Reynolds made a guest appearance as a presenter at the 69th Academy
Awards in 1997.
Reynolds has released several albums of both her vintage
performances and her later recordings.
Reynolds has been married three times. She and Eddie Fisher were
married in 1955. They are the parents of Carrie Fisher and Todd
Fisher. A public scandal ensued when Fisher and Elizabeth Taylor
fell in love, and Reynolds and Fisher were divorced in 1959. Her
second marriage, to millionaire businessman Harry Karl, lasted from
1960 to 1973. At its end, she found herself in financial difficulty
because of Karl's gambling and bad investments. (Under the
community-property laws of California, both spouses in a marriage
are legally responsible for debts incurred by either.) Reynolds was
married to real-estate developer Richard Hamlett from 1984 to 1996.
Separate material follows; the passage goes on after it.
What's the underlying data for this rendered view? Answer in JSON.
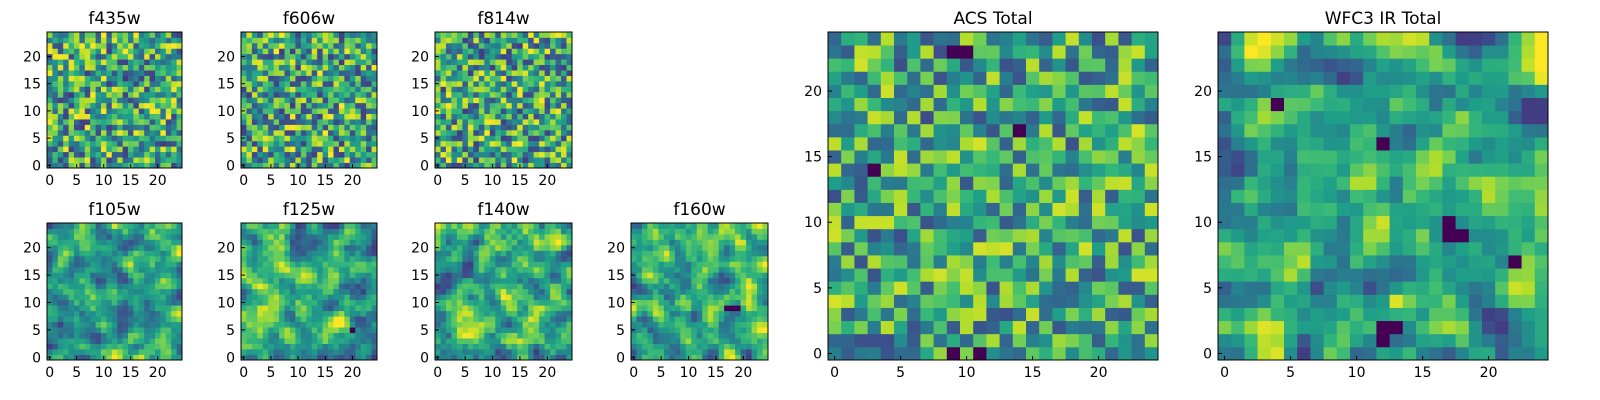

They purchased Greek Isles Hotel & Casino, a small hotel and casino
in Las Vegas, but it was not a success. In 1997, Reynolds was forced
to declare bankruptcy.
Reynolds has been active in the Thalians Club, a charitable
organization.
She has amassed a large collection of movie memorabilia and
displayed them, first in a museum at her Las Vegas hotel and casino
during the 1990s and later in a museum close to the Kodak Theater in
Los Angeles. On several occasions she has auctioned off items from
the collection.
She resides in Los Angeles next door to her daughter Carrie.